Senior Renters Celebrate; Landlord’s Website Hides

Jordan Allyn photo

Park Ridge tenant Evelyn Randall (left): Experienced union member at work, new union member at home.

Elderly renters with the Park Ridge Tenants Union hosted a pizza party Wednesday to uplift a newly formed tenants union at a senior apartment building in Detroit that is owned by the same corporate landlord that owns Park Ridge.

At the same time, they noticed that their shared landlord’s website is no longer available for public view.

The Park Ridge Tenants Union put together that party Wednesday at the 72-unit complex at 10 Hard St.

They were celebrating Tuesday’s announcement 600-plus miles away of the creation of the River Pointe Tower Tenants Union at a 122-unit building on the east side of Detroit. 

Both Park Ridge and River Pointe are owned by affiliates of the New York-based landlord Capital Realty Group.

On Wednesday, Park Ridge tenants convened to read and watch news coverage of the unionizing efforts in Detroit. 

They also noticed that Capital Realty Group’s website, which was formerly open to the public, now requires a username and password to access.

As of this morning, we noticed that their website has been closed,” Connecticut Tenants Union Vice President Luke Melonakos said about Capital Realty Group’s site. 

Melonakos added, Their strategy so far seems to be hiding from the publicity and kind of waving it away and trying to say nothing to see here.’” 

The party took place two weeks to the day after the formation of the Park Ridge Tenants Union amidst senior renters’ concerns about a faulty boiler, security in the parking lot, slow response times to maintenance requests, dirty carpets in common spaces, an extra rental charge for live-in aides, and rules for how residents use their apartments.

On the same day of the union’s announcement, union members travelled to the Capital Realty Group’s Spring Valley, N.Y. headquarters, only to be redirected to New Jersey, then back to New York, where they claimed to see company employees close their blinds and hide behind their desks.

In the past couple of weeks, management replaced a carpet in the common area, but has yet to address residents’ pressing concerns regarding boiler and plumbing issues, tenants union members said on Wednesday.
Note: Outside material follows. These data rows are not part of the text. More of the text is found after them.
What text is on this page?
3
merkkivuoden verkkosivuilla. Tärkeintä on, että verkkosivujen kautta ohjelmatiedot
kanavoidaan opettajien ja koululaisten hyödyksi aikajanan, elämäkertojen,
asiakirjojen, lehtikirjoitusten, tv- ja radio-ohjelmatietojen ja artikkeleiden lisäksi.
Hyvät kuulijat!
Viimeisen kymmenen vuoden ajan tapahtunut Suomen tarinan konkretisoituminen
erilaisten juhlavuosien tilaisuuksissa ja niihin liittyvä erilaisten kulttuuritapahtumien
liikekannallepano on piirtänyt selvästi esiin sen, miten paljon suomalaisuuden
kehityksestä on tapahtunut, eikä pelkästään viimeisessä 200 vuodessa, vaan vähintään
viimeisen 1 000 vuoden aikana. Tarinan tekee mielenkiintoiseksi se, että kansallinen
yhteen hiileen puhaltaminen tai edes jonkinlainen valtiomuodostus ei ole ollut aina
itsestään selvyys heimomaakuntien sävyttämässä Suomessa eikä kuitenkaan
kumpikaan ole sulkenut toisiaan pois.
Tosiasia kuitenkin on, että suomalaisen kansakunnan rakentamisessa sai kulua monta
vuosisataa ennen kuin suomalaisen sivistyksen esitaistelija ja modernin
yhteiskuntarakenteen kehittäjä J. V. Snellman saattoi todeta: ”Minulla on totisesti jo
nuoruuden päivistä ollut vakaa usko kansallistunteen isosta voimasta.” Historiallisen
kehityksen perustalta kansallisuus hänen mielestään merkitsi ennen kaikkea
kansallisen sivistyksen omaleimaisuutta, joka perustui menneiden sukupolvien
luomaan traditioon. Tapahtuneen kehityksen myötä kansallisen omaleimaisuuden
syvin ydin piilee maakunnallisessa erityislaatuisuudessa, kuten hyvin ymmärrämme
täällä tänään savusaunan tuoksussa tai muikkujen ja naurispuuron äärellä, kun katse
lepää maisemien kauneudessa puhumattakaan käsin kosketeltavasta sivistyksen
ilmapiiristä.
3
Gerene Freeman, the vice president of Park Ridge Tenants Union, said the boiler sounds like it’s going to blow up.” Freeman said she was the first tenant to move in after Capital Realty Group purchased the property eight years ago. 
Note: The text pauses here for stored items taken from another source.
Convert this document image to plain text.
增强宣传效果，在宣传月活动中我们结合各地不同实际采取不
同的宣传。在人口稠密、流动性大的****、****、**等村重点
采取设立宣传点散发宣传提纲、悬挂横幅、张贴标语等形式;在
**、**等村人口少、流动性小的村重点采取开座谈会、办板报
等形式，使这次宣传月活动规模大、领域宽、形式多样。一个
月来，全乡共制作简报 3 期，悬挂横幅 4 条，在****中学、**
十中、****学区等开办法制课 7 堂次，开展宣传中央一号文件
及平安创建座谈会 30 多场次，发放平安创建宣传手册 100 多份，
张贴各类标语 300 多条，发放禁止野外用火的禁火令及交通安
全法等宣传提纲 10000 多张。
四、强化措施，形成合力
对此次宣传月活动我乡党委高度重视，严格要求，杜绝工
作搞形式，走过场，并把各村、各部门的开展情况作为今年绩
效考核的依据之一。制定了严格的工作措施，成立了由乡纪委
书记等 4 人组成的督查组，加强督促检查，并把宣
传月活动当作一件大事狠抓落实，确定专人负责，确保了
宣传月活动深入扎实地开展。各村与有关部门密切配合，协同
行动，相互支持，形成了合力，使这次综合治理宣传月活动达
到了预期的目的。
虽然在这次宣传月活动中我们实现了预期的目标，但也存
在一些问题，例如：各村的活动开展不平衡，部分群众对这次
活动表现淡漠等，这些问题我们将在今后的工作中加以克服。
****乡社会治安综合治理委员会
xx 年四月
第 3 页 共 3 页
The federally subsidized West Hills complex houses seniors and people with disabilities. U.S. Sen. Richard Blumenthal announced last week that he plans to send a letter to Capital Realty Group calling on them to listen to tenant concerns. 
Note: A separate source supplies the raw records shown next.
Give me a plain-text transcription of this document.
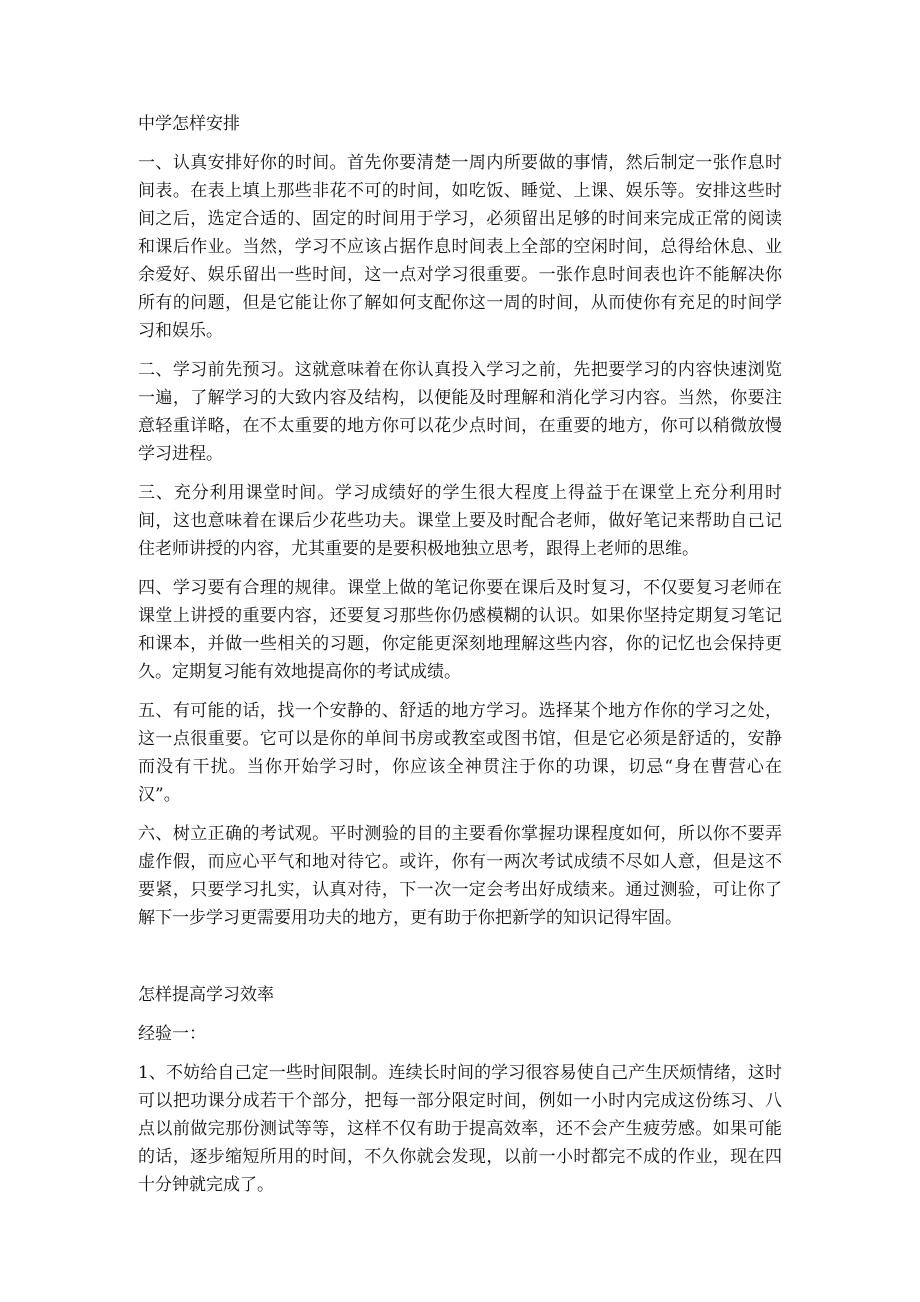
中学怎样安排

一、认真安排好你的时间。首先你要清楚一周内所要做的事情，然后制定一张作息时间表。在表上填上那些非花不可的时间，如吃饭、睡觉、上课、娱乐等。安排这些时间之后，选定合适的、固定的时间用于学习，必须留出足够的时间来完成正常的阅读和课后作业。当然，学习不应该占据作息时间表上全部的空闲时间，总得给休息、业余爱好、娱乐留出一些时间，这一点对学习很重要。一张作息时间表也许不能解决你所有的问题，但是它能让你了解如何支配你这一周的时间，从而使你有充足的时间学习和娱乐。

二、学习前先预习。这就意味着在你认真投入学习之前，先把要学习的内容快速浏览一遍，了解学习的大致内容及结构，以便能及时理解和消化学习内容。当然，你要注意轻重详略，在不太重要的地方你可以花少点时间，在重要的地方，你可以稍微放慢学习进程。

三、充分利用课堂时间。学习成绩好的学生很大程度上得益于在课堂上充分利用时间，这也意味着在课后少花些功夫。课堂上要及时配合老师，做好笔记来帮助自己记住老师讲授的内容，尤其重要的是要积极地独立思考，跟得上老师的思维。

四、学习要有合理的规律。课堂上做的笔记你要在课后及时复习，不仅要复习老师在课堂上讲授的重要内容，还要复习那些你仍感模糊的认识。如果你坚持定期复习笔记和课本，并做一些相关的习题，你定能更深刻地理解这些内容，你的记忆也会保持更久。定期复习能有效地提高你的考试成绩。

五、有可能的话，找一个安静的、舒适的地方学习。选择某个地方作你的学习之处，这一点很重要。它可以是你的单间书房或教室或图书馆，但是它必须是舒适的，安静而没有干扰。当你开始学习时，你应该全神贯注于你的功课，切忌“身在曹营心在汉”。

六、树立正确的考试观。平时测验的目的主要看你掌握功课程度如何，所以你不要弄虚作假，而应心平气和地对待它。或许，你有一两次考试成绩不尽如人意，但是这不要紧，只要学习扎实，认真对待，下一次一定会考出好成绩来。通过测验，可让你了解下一步学习更需要用功夫的地方，更有助于你把新学的知识记得牢固。

怎样提高学习效率
经验一：

1、不妨给自己定一些时间限制。连续长时间的学习很容易使自己产生厌烦情绪，这时可以把功课分成若干个部分，把每一部分限定时间，例如一小时内完成这份练习、八点以前做完那份测试等等，这样不仅有助于提高效率，还不会产生疲劳感。如果可能的话，逐步缩短所用的时间，不久你就会发现，以前一小时都完不成的作业，现在四十分钟就完成了。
Evelyn Randall, a member of the Park Ridge Tenants Union, said on Wednesday that last year she woke up to sewage overflowing from her toilet and bathtub. It was scary because I had never dealt with anything like that in my lifetime,” said Randall. She stayed with her sister in a different apartment in New Haven while maintenance cleaned up the mess. It wasn’t like anyone from administration approached me at all about anything,” said Randall. 

Randall served as a union steward while working for a health maintenance organization (HMO). We got a lot of things accomplished,” said Randall. She saw wage increases and educational enrichment programs as a result of the union. Given this experience, she hopes for positive changes with Park Ridge’s housing conditions. 

In addition to the Park Ridge complex, Capital Realty Group also owns Sunset Ridge Apartments in New Haven. The national news outlet In These Times published earlier this year an investigation about how residents developed respiratory problems or severe allergies due to untreated mold in Sunset Ridge. Those tenants have not yet unionized. 

I’ve been here for 20 years, and it was so different,” Park Ridge Tenants Union member Harold Reid said on Wednesday. Before Capital Realty Group purchased the property, Reid said, It was wonderful, it was family style.” He knew the landlord and his kids and felt heard. 

Tenants are going up against not a local landlord that they can go talk to and have a relationship with, but a corporate entity that hides from them,” said Melonakos. And that’s why tenants are compelled to organize, because one by one they have not been able to get results.”

A representative of the landlord did not respond to a request for comment by the publication time of this article.

At Wednesday's party on Hard St.

Capital Realty Group's website, password protected as of Wedbnesday.

What this same website looked like on July 14, per the Wayback Machine website.